- Wird nur die Rettungsaktion oder auch der Verbleib der Tiere gezeigt? Denn Fake-Profile zeigen häufig nur Ersteres. Werden überwiegend Videos gezeigt, die Tiere in gefährlichen Situationen darstellen, und fehlen Informationen zum Verbleib der Tiere nach der Rettung, könnte dies ein Hinweis darauf sein, dass der Inhalt inszeniert ist, so die WTG.
- Zeigen die Retter ihr Gesicht und wirken sie professionell? In vielen Fake-Videos erscheinen Retter in alltäglicher Kleidung und zeigen ihr Gesicht nicht. Die medizinischen Einrichtungen oder der Bereich, in dem das Tier angeblich behandelt wird, wirken zudem nicht professionell oder zweckmäßig.
- Wie schnell greifen die Retter ein? Ein sehr starkes Indiz dafür, dass es sich um eine inszenierte Rettung handelt, sei das verzögerte Eingreifen: Tiere würden in den Videos sichtbar manchmal mehrere Minuten lang in der Gefahrensituation gelassen und aus unterschiedlichen Perspektiven gefilmt, so die Tierschutzorganisation.
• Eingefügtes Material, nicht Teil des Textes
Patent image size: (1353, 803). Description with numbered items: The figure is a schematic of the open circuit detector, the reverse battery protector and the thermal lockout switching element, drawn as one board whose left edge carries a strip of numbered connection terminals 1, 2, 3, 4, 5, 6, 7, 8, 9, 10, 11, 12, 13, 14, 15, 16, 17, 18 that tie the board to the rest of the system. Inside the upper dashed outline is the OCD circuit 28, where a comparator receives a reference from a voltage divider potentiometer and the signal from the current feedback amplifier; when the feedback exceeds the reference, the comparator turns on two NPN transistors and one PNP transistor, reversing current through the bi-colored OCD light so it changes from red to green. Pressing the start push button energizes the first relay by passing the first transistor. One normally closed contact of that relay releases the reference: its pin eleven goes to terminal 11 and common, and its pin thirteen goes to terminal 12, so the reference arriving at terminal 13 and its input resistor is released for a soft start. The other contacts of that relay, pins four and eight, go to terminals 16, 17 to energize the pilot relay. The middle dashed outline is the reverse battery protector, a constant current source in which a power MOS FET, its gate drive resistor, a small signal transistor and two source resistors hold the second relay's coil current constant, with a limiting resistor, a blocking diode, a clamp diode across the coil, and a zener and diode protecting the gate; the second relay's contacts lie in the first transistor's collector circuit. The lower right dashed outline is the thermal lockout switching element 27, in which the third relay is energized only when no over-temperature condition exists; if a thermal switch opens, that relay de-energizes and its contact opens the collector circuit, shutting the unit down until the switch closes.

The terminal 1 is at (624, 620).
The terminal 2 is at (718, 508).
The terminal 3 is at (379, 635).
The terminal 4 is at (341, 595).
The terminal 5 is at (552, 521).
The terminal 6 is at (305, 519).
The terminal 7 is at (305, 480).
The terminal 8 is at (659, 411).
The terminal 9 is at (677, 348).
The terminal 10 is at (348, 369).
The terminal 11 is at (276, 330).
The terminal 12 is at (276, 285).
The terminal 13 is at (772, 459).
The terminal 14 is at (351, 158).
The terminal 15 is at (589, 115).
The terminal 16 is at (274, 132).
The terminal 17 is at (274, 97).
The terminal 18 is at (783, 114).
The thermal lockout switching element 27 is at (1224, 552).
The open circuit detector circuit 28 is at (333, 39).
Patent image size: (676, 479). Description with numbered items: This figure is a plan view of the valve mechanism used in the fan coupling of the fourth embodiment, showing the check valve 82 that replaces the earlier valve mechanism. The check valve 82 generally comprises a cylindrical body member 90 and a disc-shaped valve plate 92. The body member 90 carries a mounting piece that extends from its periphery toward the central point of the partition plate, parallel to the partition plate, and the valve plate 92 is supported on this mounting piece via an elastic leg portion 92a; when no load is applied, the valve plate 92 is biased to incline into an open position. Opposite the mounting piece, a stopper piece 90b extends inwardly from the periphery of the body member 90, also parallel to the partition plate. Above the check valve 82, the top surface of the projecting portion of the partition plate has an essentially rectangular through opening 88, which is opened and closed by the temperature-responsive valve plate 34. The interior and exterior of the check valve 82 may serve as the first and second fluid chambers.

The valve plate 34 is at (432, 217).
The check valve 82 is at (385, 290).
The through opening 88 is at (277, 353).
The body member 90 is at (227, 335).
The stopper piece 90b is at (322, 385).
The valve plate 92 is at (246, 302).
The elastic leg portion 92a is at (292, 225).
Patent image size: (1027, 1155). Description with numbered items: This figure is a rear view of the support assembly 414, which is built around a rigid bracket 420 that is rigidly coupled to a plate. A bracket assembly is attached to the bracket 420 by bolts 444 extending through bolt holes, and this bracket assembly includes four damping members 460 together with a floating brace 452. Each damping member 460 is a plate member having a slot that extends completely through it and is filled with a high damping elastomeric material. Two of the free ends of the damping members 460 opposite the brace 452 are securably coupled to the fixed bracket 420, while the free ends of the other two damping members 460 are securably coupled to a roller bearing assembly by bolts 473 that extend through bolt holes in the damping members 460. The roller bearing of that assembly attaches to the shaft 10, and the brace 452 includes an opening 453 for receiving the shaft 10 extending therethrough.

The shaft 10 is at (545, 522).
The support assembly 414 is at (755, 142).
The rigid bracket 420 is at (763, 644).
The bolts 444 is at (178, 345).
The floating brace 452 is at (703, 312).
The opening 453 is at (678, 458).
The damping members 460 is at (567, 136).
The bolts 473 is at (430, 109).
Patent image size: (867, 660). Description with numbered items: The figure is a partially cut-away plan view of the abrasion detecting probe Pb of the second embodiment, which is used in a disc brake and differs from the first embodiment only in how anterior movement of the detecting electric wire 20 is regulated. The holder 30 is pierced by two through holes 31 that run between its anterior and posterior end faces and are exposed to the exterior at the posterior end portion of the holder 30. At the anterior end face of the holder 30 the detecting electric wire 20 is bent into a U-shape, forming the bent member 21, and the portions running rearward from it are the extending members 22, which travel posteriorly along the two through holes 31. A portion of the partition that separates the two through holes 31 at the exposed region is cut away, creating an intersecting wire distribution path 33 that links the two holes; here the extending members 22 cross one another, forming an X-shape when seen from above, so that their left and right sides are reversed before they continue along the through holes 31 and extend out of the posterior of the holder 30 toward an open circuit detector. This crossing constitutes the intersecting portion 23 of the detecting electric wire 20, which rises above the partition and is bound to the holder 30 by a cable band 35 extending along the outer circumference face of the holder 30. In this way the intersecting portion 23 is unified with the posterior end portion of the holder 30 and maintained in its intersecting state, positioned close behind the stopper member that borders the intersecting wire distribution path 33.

- Häufig wird im Video gezeigt, wie eine Person vermeintlich zufällig ein Tier in Not antrifft. Typischerweise enthält der Inhalt jedoch zahlreiche Schnitte und Szenen. Das Szenario wird aus mehreren Kamerawinkeln gefilmt. Für eine Zufallsbegegnung ist dies unglaubwürdig.
- Werden Tiere wiederholt in Fake-Rescue-Videos gezeigt? Auch das kommt vor, wenn Tiere für Videoproduktionen gezielt an Betrüger vermittelt werden.
- Überprüfen Sie unbedingt die Quelle. Ist der Retter mit einer offiziellen, seriösen und eingetragenen Tierschutzorganisation verbunden? Und lässt sich dies nachprüfen?